# Amsterdam the most multicultural city in the world



## refluS (Aug 14, 2007)

Amsterdam(The Netherlands) is the biggest "Melting Pot" in the world.
There are 177 nationalities in the city.

The 2nd place is Antwerp(Belgium) 164

The 3th is New York(USA) 150


source:

Dutch newspapers


----------



## ØlandDK (May 29, 2005)

Source?


----------



## intervention (Aug 26, 2002)

Ugh and what about Toronto?


----------



## ØlandDK (May 29, 2005)

Thought London would be number one...


----------



## Minato ku (Aug 9, 2005)

And one more
this thread should be closed. :bash:


----------



## ØlandDK (May 29, 2005)

^^
Why that? You can base this list on facts so it shouldn't be a CITY vs. CITY thread...


----------



## refluS (Aug 14, 2007)

minato ku said:


> And one more
> this thread should be closed. :bash:


why stupid?
this is citytalk!


----------



## Lor86MI (Jun 23, 2007)

I think that it's the relationship between dutch and other communities. London, New York an d Paris are the first.


----------



## Obscene (Jul 22, 2007)

Marijuana unites people!:banana: 

hehe


----------



## Marco_ (Jan 15, 2006)

minato ku said:


> And one more
> this thread should be closed. :bash:


Because Paris is not in the top 3 list?


----------



## Obscene (Jul 22, 2007)

Sweden has an area of about 15,000 where 127 nationalities lives.
Sweden won!


----------



## Marco_ (Jan 15, 2006)

Never knew Sweden was a city
Thank you for the info


----------



## Minato ku (Aug 9, 2005)

Marco_ said:


> Because Paris is not in the top 3 list?


Nope
Because these threads always made City vs City.
facts without source... a big chauvinist
Look at every threads with a similar title all was closed..

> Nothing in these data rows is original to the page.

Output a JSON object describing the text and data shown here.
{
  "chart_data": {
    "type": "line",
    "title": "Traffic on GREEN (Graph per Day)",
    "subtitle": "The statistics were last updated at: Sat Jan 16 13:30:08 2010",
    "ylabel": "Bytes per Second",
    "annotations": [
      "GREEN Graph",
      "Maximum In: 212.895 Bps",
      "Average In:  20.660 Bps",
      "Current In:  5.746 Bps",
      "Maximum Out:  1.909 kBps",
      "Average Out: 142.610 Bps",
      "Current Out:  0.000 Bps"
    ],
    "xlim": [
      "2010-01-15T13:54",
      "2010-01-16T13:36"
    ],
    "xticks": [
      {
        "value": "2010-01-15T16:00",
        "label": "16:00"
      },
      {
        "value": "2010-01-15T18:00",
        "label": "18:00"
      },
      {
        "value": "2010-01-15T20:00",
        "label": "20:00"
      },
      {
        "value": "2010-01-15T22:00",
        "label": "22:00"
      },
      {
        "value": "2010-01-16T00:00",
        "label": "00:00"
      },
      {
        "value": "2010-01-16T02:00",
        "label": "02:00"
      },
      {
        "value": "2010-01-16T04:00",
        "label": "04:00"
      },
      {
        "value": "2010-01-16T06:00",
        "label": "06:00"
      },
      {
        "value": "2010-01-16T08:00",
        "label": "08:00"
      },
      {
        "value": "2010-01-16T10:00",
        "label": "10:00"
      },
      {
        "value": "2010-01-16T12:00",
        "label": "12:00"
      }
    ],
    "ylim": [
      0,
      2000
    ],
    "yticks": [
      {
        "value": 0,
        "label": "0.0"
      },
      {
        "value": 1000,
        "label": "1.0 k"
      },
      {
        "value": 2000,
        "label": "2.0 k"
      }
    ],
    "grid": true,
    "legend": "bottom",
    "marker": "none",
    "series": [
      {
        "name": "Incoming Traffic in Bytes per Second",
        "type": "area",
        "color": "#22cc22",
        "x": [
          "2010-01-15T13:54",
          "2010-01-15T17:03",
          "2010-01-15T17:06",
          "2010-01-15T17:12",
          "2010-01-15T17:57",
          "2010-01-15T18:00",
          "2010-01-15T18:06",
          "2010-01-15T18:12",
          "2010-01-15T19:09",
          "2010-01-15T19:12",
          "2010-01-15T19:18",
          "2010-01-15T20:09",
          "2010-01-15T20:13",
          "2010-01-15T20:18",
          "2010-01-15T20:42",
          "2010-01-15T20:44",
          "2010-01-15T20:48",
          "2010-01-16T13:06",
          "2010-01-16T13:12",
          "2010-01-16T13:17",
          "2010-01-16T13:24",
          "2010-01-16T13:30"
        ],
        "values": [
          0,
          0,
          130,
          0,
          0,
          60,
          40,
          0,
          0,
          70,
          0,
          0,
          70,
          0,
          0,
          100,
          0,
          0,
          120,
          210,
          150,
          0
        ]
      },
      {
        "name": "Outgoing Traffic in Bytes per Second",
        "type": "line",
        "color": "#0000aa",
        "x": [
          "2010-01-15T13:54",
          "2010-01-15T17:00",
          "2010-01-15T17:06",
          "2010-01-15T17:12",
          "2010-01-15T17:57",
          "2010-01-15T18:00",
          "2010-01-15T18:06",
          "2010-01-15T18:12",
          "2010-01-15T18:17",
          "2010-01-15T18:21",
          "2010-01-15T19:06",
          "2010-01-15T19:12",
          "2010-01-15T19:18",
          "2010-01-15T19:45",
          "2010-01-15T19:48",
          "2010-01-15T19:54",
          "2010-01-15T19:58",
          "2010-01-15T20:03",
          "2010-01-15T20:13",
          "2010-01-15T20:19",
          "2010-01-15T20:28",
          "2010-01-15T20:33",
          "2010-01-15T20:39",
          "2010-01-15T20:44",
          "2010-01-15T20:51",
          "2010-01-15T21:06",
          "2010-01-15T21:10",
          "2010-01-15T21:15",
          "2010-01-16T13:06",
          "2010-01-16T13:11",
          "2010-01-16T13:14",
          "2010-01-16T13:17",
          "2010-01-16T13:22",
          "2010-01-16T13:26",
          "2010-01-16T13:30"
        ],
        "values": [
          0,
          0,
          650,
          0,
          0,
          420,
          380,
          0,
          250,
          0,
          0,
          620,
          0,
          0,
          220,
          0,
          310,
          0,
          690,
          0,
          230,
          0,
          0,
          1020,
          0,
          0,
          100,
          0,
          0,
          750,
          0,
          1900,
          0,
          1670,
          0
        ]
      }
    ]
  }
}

When a moderator like Tuberman or Wifox will see this thread it will be closed.


----------



## refluS (Aug 14, 2007)

whaha 

yes, people can not accept the way that Amsterdam and Antwerp have the most...

number 177 is a person from Malawi who now lives in Amsterdam.


and its a fact... check the newspapers..

and Amsterdam has always the most, just check the internet.


----------



## Shukie (Mar 29, 2007)

I'll take this with a grain of salt until you actually come up with some credible sources, aside from 'Dutch newspapers'.


----------



## PedroGabriel (Feb 5, 2007)

i'm not surprised, and if you consider that Amsterdam is more smaller than NYC, it is easily to see why it is not just more diverse, but way much more diverse.


----------



## Cymen (Jan 27, 2003)

Obscene said:


> Sweden has an area of about 15,000 where 127 nationalities lives.
> Sweden won!


Same for Amsterdam...


----------



## Obscene (Jul 22, 2007)

Marco_ said:


> Never knew Sweden was a city
> Thank you for the info


you got jokes.
stockholm it is.

im sure amsterdam has one too.

but i doubt amsterdam can compare to new york, paris and london for example considering its size. (per capita im sure it can, thought)


----------



## refluS (Aug 14, 2007)

It has nothing to do with how big the city is, but how much nationalities there are.
And Amsterdam has 177 of them.
So Amsterdam has the title!


----------



## Jero (Jul 31, 2007)

Yes, Amsterdam has the title. On the news, newspapers, news internetwebsites(http://www.nieuwnieuws.nl/archives/2007/08/amsterdam_kent_meeste_national.html), they all say it. Why would they say that if it isn't true?


----------